A user of a user device can be authenticated by a relying party and an authentication entity (stage 705). The user device and the relying party can be configured to support platform-specific authentication, such as but not limited to FIDO. The authentication entity can be configured to perform authentication using federation credentials, but is not configured to provide such platform-specific authentication. The relying party can be configured to authenticate the user device according to the techniques illustrated in FIG. 1 and/or FIG. 2 discussed above. The order of the stages of these processes may be altered from that illustrated in FIGS. 1 and 2 and one or more of the stages may omitted and/or one or more stages may be added to either of these processes.
Access to an application or service provided by the relying party responsive can be provided to the user device responsive to authenticating the user of the user device with both the relying party and the authentication entity (stage 710). The relying partyy can be configured to provide content, such as audio, video(s), text, image(s), and/or other content which can be accessed by the user device responsive to the authentication being successful. The relying party can also be configured to provide one or more services to the user device, such as accessing and/or modifying sensitive information maintained by the relying party, such as corporate data, medical data, financial data, patient data, and/or other such sensitive information. The relying party can also be configured to provide access to an application to the user device, such as a cloud-based or other such online application that can be utilized by the user of the user device. The examples discussed herein are merely intended to examples of the types of applications and/or services that the relying party may provide to the user device and are not intended to limit the techniques disclosed herein to these specific examples.

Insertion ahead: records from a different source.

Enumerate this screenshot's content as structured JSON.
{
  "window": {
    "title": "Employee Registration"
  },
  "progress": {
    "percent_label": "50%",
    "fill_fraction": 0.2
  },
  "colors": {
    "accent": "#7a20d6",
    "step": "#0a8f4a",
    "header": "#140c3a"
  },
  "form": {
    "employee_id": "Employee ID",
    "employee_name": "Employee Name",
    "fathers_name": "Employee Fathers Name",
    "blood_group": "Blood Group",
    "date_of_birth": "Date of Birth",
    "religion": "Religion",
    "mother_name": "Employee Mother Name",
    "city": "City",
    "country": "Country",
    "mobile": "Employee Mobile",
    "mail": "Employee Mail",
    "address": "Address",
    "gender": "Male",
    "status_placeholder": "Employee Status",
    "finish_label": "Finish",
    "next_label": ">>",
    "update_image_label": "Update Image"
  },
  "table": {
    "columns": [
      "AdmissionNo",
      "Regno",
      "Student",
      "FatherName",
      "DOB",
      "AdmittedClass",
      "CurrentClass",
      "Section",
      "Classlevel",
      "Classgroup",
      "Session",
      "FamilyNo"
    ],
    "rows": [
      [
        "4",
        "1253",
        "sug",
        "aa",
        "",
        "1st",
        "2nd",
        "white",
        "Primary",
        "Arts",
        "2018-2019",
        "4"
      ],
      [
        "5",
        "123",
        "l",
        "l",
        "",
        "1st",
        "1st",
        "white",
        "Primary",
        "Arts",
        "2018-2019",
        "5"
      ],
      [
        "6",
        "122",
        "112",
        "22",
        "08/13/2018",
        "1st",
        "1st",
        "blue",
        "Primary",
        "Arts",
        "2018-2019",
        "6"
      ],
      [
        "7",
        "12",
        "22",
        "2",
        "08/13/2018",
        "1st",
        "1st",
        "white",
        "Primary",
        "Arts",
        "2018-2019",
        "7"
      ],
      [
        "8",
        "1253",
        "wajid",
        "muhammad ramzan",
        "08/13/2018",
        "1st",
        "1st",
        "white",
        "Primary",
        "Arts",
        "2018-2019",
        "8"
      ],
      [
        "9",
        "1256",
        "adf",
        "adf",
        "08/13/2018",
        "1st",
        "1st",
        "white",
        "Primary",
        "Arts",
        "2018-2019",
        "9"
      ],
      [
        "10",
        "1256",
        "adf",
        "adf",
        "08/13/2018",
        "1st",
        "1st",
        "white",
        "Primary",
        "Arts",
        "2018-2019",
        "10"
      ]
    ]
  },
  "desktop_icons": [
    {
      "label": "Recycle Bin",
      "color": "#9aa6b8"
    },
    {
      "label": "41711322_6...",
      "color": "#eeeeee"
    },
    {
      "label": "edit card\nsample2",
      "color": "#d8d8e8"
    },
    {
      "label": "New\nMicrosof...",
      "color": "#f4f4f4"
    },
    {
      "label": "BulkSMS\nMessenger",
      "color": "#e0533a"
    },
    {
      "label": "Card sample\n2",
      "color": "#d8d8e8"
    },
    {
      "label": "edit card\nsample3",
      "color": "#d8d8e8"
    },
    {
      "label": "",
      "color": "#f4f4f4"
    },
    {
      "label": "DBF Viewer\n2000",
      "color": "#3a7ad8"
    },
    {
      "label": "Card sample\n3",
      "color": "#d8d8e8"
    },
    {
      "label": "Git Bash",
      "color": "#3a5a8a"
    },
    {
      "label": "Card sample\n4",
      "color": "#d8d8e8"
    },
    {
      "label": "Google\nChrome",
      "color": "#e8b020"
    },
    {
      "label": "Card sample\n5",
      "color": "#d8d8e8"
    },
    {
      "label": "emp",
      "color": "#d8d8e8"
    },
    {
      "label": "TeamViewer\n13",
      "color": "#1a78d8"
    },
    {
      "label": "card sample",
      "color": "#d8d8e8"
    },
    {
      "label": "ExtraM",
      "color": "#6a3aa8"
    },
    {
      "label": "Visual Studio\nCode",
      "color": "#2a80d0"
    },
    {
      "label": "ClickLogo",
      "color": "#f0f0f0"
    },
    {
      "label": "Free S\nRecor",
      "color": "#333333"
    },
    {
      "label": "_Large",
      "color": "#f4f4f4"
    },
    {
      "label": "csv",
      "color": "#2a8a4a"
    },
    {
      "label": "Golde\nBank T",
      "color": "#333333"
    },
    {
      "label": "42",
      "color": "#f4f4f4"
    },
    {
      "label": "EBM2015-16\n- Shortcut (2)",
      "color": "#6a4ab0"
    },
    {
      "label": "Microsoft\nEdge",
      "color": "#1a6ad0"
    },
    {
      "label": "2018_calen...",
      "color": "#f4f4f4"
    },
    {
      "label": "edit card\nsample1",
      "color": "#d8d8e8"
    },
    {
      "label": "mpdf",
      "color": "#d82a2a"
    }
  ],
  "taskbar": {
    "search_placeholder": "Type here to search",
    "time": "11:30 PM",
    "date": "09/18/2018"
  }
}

FIG. 8 is a flow diagram of an process for authentication according to the disclosure. The process illustrated in FIG. 8 can be implemented by a relying party, which can provide the means for performing the various stages of the process of FIG. 8. The relying party can be similar to relying party 110 of FIG. 1 or the relying party 210 illustrated in FIG. 2, which can in turn, be implemented by a computing device, such as the example computing device 1500 illustrated in FIG. 15. The process illustrated in FIG. 8 can be used to implement, at least in part, stage 705 of the process illustrated in FIG. 1. The process illustrated in FIG. 8 can be used to implement, at least in part, the process illustrated in FIG. 1. The order of the stages of the process can be altered and additional stages can be added and/or one or more of the stages discussed herein may be omitted in some implementations.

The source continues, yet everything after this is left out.